Portée et conséquences de la cassation
10. La cassation du chef de dispositif condamnant M. [U] [Y] à rapporter à « la succession » les sommes de 32 703,95 euros et 27 733,83 euros correspondant à des donations déguisées, n'emporte pas celle des chefs de dispositif de l'arrêt ordonnant l'emploi des dépens en frais privilégiés de partage et rejetant les demandes formées au titre de l'article 700 du code de procédure civile, justifiés par d'autres dispositions de l'arrêt non remises en cause.

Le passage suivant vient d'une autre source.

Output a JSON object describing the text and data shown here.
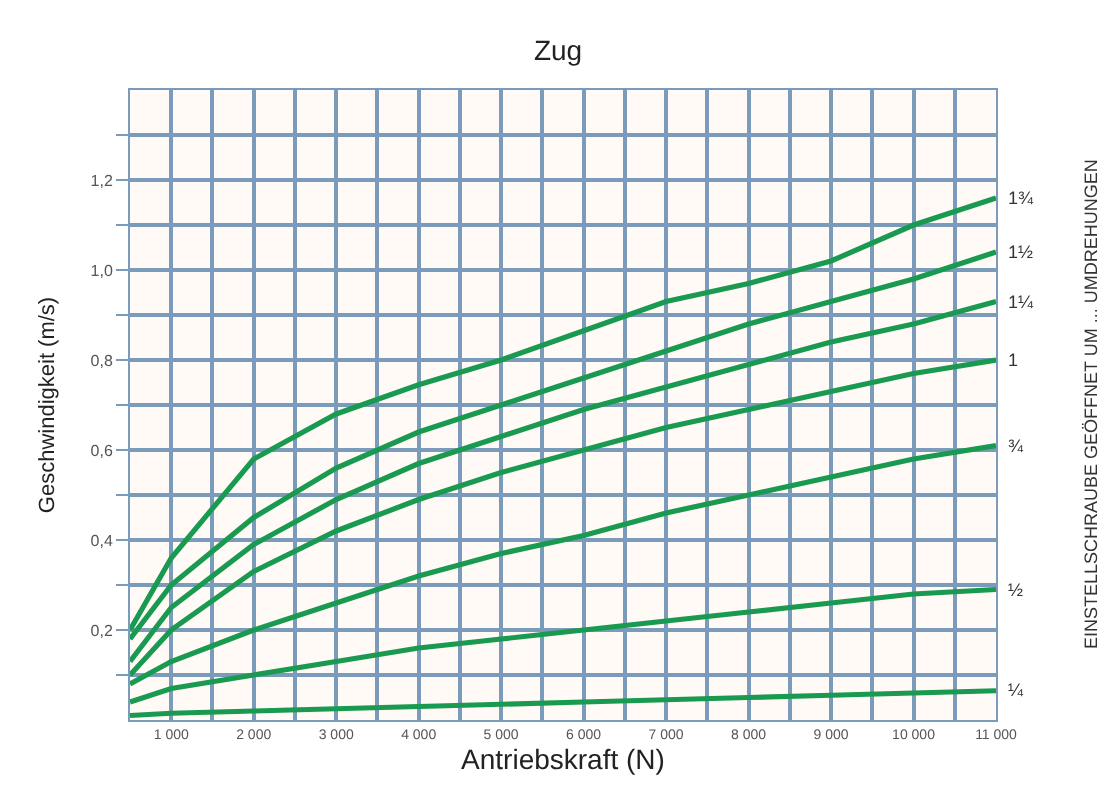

PAR CES MOTIFS, et sans qu'il y ait lieu de statuer sur les autres griefs, la Cour :
CASSE ET ANNULE, mais seulement en ce qu'il condamne M. [U] [Y] à rapporter à « la succession » les sommes de 32 703,95 euros et 27 733,83 euros correspondant à des donations déguisées, l'arrêt rendu le 8 mars 2022, entre les parties, par la cour d'appel de Riom ;
Remet, sur ce point, l'affaire et les parties dans l'état où elles se trouvaient avant cet arrêt et les renvoie devant la cour d'appel de Riom, autrement composée ;
Condamne Mme [V] aux dépens ;
En application de l'article 700 du code de procédure civile, rejette les demandes ;
Dit que sur les diligences du procureur général près la Cour de cassation, le présent arrêt sera transmis pour être transcrit en marge ou à la suite de l'arrêt partiellement cassé ;
Ainsi fait et jugé par la Cour de cassation, première chambre civile, et prononcé par le président en son audience publique du onze septembre deux mille vingt-quatre.